Acute Myeloid Leukemia is a killing type of blood and bone marrow cancer. According to Dr. Chengcheng, the 5-year survival rate is 27% in the US after treatment. It kills almost 10,000 people annually.
A harmful molecule called LILRB4 is present in the case of AML which inhibits the defensive role of white blood cells. In this way, cancer spreads to bone marrow, blood, liver, and brain.
The scientists at research studied monocytic leukemia cells. The hardworking and combined effort of scientists at UT Southwestern and the University of Texas Health Science Center at Houston successfully designed an antibody against LILRB4 molecules.
Scientists first studied the mechanism which this molecule uses to inhibit white blood from their function.
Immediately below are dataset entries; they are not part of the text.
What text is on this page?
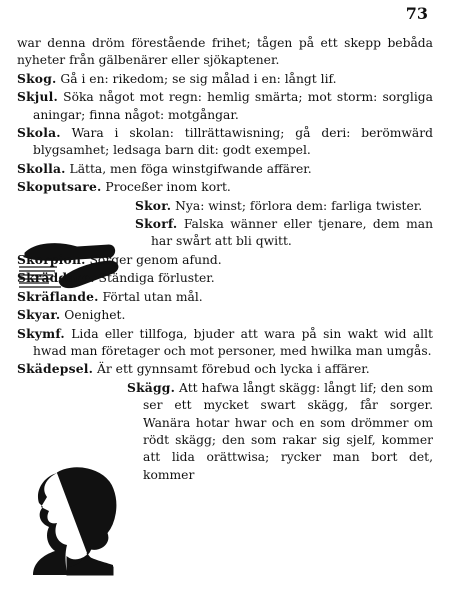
73

war denna dröm förestående frihet; tågen på ett skepp bebåda nyheter från gälbenärer eller sjökaptener.

Skog. Gå i en: rikedom; se sig målad i en: långt lif.

Skjul. Söka något mot regn: hemlig smärta; mot storm: sorgliga aningar; finna något: motgångar.

Skola. Wara i skolan: tillrättawisning; gå deri: berömwärd blygsamhet; ledsaga barn dit: godt exempel.

Skolla. Lätta, men föga winstgifwande affärer.

Skoputsare. Proceßer inom kort.

Skor. Nya: winst; förlora dem: farliga twister.

Skorf. Falska wänner eller tjenare, dem man har swårt att bli qwitt.

Skorpion. Sorger genom afund.

Skräddare. Ständiga förluster.

Skräflande. Förtal utan mål.

Skyar. Oenighet.

Skymf. Lida eller tillfoga, bjuder att wara på sin wakt wid allt hwad man företager och mot personer, med hwilka man umgås.

Skädepsel. Är ett gynnsamt förebud och lycka i affärer.

Skägg. Att hafwa långt skägg: långt lif; den som ser ett mycket swart skägg, får sorger. Wanära hotar hwar och en som drömmer om rödt skägg; den som rakar sig sjelf, kommer att lida orättwisa; rycker man bort det, kommer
Then they created an antibody to disarm the role of LILRB4 and reactivate white blood cells.
The two institutions tested the antibody on a mouse model injected with human leukemia cells. Dr. Zhang is hopeful for the approval of human clinical trials by FDA in future because of his belief in the achievement. Preclinical studies are being conducted at California-based Immuno-Onc Therapeutics Inc. This was allowed by the UT system. Different institutions placed their share in form of funds for the research.
Three factors encouraged the trust of scientists in the creation of LILRB4 Antibody. Firstly that LILRB4 molecules are present at cell surface so antibody could approach it easily. Secondly, therapy could be targeted at a specific site. Thirdly, LILRB4 has a limited expression in normal cells so this would create an easy targeting methodology with minimum toxicity for rest of the body.
Combined efforts of great scientists and many institutions made the research successful which would save the lives of many AML patients in the future.